CARNOUSTIE, Scotland – Irish eyes are smiling today. They’re crying tears of joy, too.
Padraig Harrington is the British Open champion, and you can bet your last pint of Guinness that the Temple Bar section of Dublin – and every other pub around the Emerald Isle – is partying like it’s 1947, the last time and Irishman hoisted the fabled Claret Jug in victory.
Harrington’s emotional triumph over the treacherous links of Carnoustie Golf Club in a scintillating four-hole playoff against Sergio Garcia featured compelling, unadulterated drama that included every swing of emotion the human psyche can produce.
In the end, it was the 35-year-old from Dublin, one of the most likable lads in the game, who overcame a career of self-doubt to win his first major championship – in the one championship he craved since he was a little boy.
He did it by shooting a final-round 67 – one that incredibly included a double-bogey six on the final hole of regulation – to finish on 7-under for the tournament.
Harrington’s final stroke was a three-foot putt on 18 in the playoff to clinch his first major in 37 tries. It was a moment that will be burned into his memory forever.
“It’s going to take a long time for it to settle in,” Harrington said. “I didn’t know what it meant as that last putt was going in there. There were so many things going through my head. A huge amount of it was genuine shock that I won the Open Championship.”
The final, climactic holes provided compelling theater.
Garcia, who had led at the end of every round entering yesterday’s final round, stood at the 18th tee with a one-shot lead knowing par would win him his first major championship in 35 tries. He was aware that Harrington had doubled the 18th up ahead of him.

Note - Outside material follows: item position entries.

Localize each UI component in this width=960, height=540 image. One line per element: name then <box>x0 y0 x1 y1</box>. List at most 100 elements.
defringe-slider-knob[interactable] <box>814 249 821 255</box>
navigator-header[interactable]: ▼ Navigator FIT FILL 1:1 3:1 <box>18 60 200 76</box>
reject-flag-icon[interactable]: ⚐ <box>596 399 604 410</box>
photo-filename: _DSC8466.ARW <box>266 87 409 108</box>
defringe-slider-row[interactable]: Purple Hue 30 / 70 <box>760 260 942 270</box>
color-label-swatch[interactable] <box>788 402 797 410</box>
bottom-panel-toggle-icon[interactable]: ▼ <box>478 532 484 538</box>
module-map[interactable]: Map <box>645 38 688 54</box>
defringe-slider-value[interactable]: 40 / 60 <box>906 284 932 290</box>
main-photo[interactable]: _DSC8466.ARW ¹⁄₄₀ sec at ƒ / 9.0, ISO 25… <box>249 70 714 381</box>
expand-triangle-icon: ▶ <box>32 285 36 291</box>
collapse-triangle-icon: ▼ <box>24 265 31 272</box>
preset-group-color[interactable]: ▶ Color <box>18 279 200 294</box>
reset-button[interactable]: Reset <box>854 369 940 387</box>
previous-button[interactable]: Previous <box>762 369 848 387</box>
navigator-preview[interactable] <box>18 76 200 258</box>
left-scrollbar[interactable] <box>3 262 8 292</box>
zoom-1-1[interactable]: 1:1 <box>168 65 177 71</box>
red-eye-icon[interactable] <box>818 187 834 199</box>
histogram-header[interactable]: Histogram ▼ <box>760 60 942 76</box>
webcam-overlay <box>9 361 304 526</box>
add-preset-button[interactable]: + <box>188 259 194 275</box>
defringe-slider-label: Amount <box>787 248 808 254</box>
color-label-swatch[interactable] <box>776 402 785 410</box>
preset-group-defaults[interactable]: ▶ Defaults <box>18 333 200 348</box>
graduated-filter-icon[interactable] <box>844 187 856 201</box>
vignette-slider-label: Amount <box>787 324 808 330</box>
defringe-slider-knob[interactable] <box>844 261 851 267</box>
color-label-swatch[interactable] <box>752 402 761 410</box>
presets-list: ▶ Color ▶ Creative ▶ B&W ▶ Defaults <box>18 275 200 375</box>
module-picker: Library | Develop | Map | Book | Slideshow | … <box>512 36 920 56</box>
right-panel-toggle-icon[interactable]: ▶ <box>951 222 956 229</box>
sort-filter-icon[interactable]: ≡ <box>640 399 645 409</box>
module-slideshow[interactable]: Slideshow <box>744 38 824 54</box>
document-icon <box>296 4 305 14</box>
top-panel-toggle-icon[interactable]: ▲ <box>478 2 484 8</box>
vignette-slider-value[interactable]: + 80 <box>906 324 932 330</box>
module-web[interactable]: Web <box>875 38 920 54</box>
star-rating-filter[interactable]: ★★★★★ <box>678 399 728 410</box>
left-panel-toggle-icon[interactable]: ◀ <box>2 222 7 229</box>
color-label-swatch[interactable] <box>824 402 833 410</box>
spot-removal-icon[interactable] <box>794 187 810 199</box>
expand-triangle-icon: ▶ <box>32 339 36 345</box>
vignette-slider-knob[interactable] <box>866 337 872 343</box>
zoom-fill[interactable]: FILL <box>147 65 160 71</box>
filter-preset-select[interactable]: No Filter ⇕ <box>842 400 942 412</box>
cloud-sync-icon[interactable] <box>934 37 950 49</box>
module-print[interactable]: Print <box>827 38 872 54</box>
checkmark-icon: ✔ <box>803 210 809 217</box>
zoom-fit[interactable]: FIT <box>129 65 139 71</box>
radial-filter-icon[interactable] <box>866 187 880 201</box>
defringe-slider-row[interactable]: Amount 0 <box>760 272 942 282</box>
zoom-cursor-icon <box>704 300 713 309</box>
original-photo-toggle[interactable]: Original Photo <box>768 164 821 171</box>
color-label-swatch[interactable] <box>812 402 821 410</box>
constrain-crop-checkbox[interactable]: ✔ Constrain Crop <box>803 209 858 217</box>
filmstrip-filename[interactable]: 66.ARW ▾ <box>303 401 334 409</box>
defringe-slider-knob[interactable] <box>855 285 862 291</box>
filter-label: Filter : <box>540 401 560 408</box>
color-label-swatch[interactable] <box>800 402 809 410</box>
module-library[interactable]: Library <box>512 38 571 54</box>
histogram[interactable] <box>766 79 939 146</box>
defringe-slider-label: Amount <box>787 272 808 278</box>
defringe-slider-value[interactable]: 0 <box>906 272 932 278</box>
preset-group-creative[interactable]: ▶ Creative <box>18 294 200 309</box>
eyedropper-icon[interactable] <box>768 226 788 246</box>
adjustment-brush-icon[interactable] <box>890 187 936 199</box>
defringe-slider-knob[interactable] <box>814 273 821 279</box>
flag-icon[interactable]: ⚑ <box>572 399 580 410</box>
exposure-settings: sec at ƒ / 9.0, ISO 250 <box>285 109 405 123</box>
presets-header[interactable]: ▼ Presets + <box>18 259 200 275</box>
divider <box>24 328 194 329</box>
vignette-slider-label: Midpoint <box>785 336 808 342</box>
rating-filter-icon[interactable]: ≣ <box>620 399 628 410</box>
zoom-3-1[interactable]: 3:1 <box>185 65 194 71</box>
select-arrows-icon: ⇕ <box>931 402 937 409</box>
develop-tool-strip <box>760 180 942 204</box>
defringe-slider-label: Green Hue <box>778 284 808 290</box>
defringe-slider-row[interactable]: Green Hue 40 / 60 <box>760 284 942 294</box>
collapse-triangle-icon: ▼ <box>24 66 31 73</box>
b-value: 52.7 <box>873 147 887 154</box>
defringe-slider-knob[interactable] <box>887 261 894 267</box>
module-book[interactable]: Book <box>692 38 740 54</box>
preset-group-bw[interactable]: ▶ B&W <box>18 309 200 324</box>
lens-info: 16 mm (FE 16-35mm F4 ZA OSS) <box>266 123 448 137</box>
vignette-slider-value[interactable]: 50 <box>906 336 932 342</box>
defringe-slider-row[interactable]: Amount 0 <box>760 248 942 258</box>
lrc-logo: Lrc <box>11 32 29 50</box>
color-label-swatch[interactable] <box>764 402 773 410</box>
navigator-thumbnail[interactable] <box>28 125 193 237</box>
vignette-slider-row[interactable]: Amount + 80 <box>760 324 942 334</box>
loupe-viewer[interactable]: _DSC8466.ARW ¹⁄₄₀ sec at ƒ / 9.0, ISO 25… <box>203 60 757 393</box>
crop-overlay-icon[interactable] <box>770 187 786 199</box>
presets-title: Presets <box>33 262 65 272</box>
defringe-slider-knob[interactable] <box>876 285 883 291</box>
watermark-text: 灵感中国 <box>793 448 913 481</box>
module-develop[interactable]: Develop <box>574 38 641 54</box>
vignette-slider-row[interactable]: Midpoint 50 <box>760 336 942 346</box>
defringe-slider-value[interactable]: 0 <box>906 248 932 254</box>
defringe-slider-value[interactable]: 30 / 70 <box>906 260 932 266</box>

“I knew par was a winner,” Garcia said.
Garcia hit iron off the tee into the fairway and then left his 3-iron approach shot in the left bunker short of the green. From there, he failed to get up and down, sliding his potential winning eight-foot putt past the cup on the high side, forcing the second consecutive British Open playoff at Carnoustie.
“I still don’t know how that par putt missed; I’m still trying to ask myself, trying to find an answer on that,” a bewildered Garcia said afterward.
Minutes earlier, in perhaps the most surreal moment of the week, Garcia and Harrington passed each other crossing the bridge over the Barry Burn between 17 and 18. Harrington had just hit his tee shot on 18 into the burn and Garcia was playing up 17.
After taking a penalty drop, Harrington hit his next shot back into the burn where it crosses in front of the green and then he proceeded to make one of the greatest up-and-downs for a double-bogey six major championship golf has ever seen.
It was an up-and-down that kept Harrington alive for the playoff, trailing Garcia by only one shot and forcing the Spaniard to make par on the last to win.
As Garcia played 18, Harrington sat with his caddie, Ronan Flood, in the scorer’s hut watching it on TV.
“I just turned down the sound,” Harrington said. “Obviously, I didn’t want to hear any analyzing of my six. I just . . . watched it unfold.
“If Sergio parred the last and I did lose, I think I would have struggled to come back out and be a competitive golfer. It meant that much to me. It would have hit me very hard, and I think I would have struggled in the future.”
But Harrington kept faith, buoyed by the knowledge of just how difficult the 18th is at Carnoustie.
“It’s the toughest finishing hole in golf, no question about that,” he said. “There’s nowhere to hide.”
On the first hole of the playoff, No. 1, Harrington carded birdie to Garcia’s bogey for a two-shot lead he took to the fourth and final playoff hole, No. 18, where he closed out the tournament Garcia couldn’t close an hour earlier.
“Far more people believed I was going to win an Open Championship and had belief in me than I had in myself,” Harrington said. “I don’t know if I ever believed I was going to do it, but I tried – especially this week – to convince myself I was going to do it.”